Polybrominated diphenyl ethers (PBDEs) are often suspected to activate the signal transduction pathway of aryl hydrocarbon receptor (AhR), a ligand-activated transcription factor, for the induction of toxicity. Hence, the binding property of PBDEs with AhR is assumed to be associated with the ligand-dependent activation of AhR that may introduce many drug-metabolizing enzymes of genes encoding. However, the binding mechanism and the structural effect of PBDEs on their binding properties of AhR still need to be unraveled for toxicology research. A comprehensive study of the PBDEs-AhR binding mechanism was investigated using an integrated molecular modeling approach with two-dimensional quantitative structure-activity relationships (2D-QSAR), three-dimensional QSAR (3D-QSAR), and molecular docking simulation. Molecular docking revealed the differences in binding domains among 2,3,7,8-tetrachlorodibenzo-p-dioxin (TCDD)-AhR complex and two PBDE-AhR complexes. A 2D-QSAR model was developed to analyze the overall structural effects of PBDEs on the binding affinity of AhR. It provided an insight into major physico-chemical properties by multiple linear regression based on genetic algorithm with reasonable results. The 3D-QSAR modeling discovered the detailed interaction features of binding sites, configurations and interaction fields of AhR with different PBDE ligands. This study demonstrated that the descriptors of Smin69 and MoRSEC15 were related to electronic properties and had a great effect on the relative binding affinities. The position of Br substitutions exhibited a significant influence on the interactions between AhR and PBDEs, including halogen interaction, π-S interaction, π-π stacking interaction, and hydrophobic effect. This integrated molecular modeling approach provided a comprehensive analysis of the structural effects of PBDEs on their binding properties with AhR at molecular level.

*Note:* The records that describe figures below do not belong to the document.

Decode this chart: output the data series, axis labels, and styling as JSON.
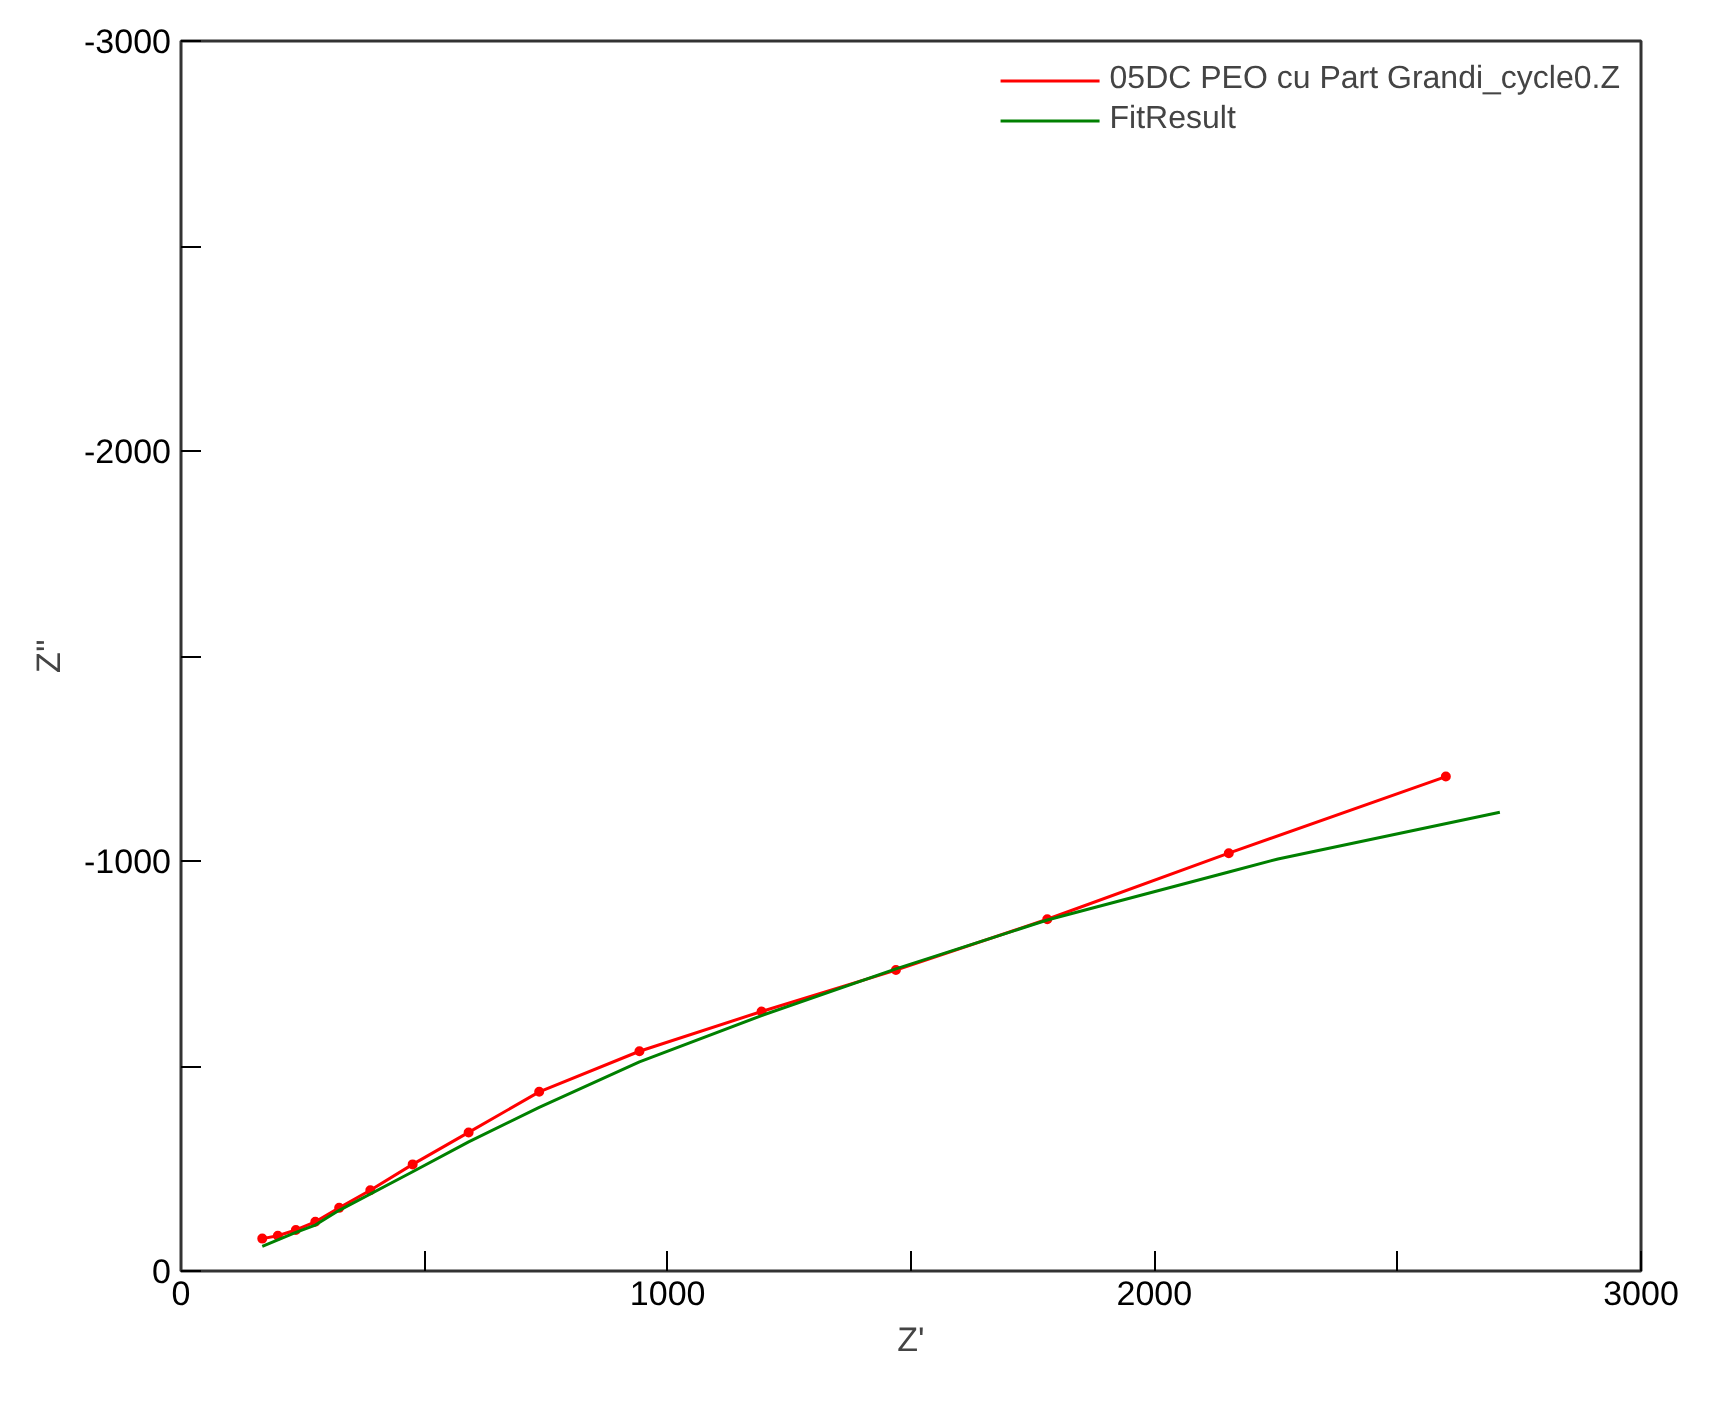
{
  "chart_data": {
    "type": "line",
    "xlabel": "Z'",
    "ylabel": "Z''",
    "xlim": [
      0,
      3000
    ],
    "ylim": [
      0,
      -3000
    ],
    "xticks": [
      0,
      {
        "value": 500,
        "label": null
      },
      1000,
      {
        "value": 1500,
        "label": null
      },
      2000,
      {
        "value": 2500,
        "label": null
      },
      3000
    ],
    "yticks": [
      0,
      {
        "value": -500,
        "label": null
      },
      -1000,
      {
        "value": -1500,
        "label": null
      },
      -2000,
      {
        "value": -2500,
        "label": null
      },
      -3000
    ],
    "grid": false,
    "legend": "top right",
    "series": [
      {
        "name": "05DC PEO cu Part Grandi_cycle0.Z",
        "color": "#ff0000",
        "marker": "circle",
        "x": [
          167,
          199,
          236,
          276,
          325,
          389,
          476,
          591,
          736,
          942,
          1193,
          1469,
          1780,
          2153,
          2599
        ],
        "values": [
          -79,
          -86,
          -100,
          -120,
          -154,
          -197,
          -260,
          -338,
          -437,
          -536,
          -633,
          -734,
          -858,
          -1019,
          -1206
        ]
      },
      {
        "name": "FitResult",
        "color": "#008000",
        "marker": "none",
        "x": [
          167,
          236,
          276,
          325,
          476,
          591,
          736,
          942,
          1193,
          1469,
          1780,
          2153,
          2254,
          2710
        ],
        "values": [
          -60,
          -94,
          -112,
          -148,
          -242,
          -315,
          -399,
          -510,
          -623,
          -737,
          -856,
          -973,
          -1005,
          -1119
        ]
      }
    ]
  }
}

人们通常怀疑多溴联苯醚（PBDEs）会激活芳烃受体（AhR）（一种配体激活的转录因子）的信号转导途径，以诱导毒性。因此，假定PBDEs与AhR的结合特性与AhR的配体依赖性激活有关，AhR可能引入许多编码基因的药物代谢酶。然而，PBDEs的结合机理和结构对AhR结合特性的影响尚需进行毒理学研究。使用具有二维定量结构-活性关系（2D-QSAR），三维QSAR（3D-QSAR）和分子对接模拟的集成分子建模方法，对PBDEs-AhR结合机理进行了全面研究。分子对接揭示了2,3,7,8-四氯二苯并-对-二恶英（TCDD）-AhR复合物和两个PBDE-AhR复合物之间的结合结构域的差异。建立了一个二维QSAR模型来分析PBDEs对AhR结合亲和力的整体结构影响。通过基于遗传算法的多元线性回归，提供了对主要理化性质的见解，并得出了合理的结果。3D-QSAR建模发现了AhR与不同PBDE配体的结合位点，构型和相互作用场的详细相互作用特征。这项研究表明，通过基于遗传算法的多元线性回归，对主要的理化性质提供了见解，并得出了合理的结果。3D-QSAR建模发现了AhR与不同PBDE配体的结合位点，构型和相互作用场的详细相互作用特征。这项研究表明，通过基于遗传算法的多元线性回归，提供了对主要理化性质的见解，并得出了合理的结果。3D-QSAR建模发现了AhR与不同PBDE配体的结合位点，构型和相互作用场的详细相互作用特征。这项研究表明，Smin69和MoRSEC15与电子特性有关，并且对相对结合亲和力有很大影响。Br取代的位置对AhR和PBDE之间的相互作用具有重要影响，包括卤素相互作用，π-S相互作用，π-π堆积相互作用和疏水效应。这种集成的分子建模方法提供了对多溴二苯醚在分子水平上与AhR结合特性的结构效应的全面分析。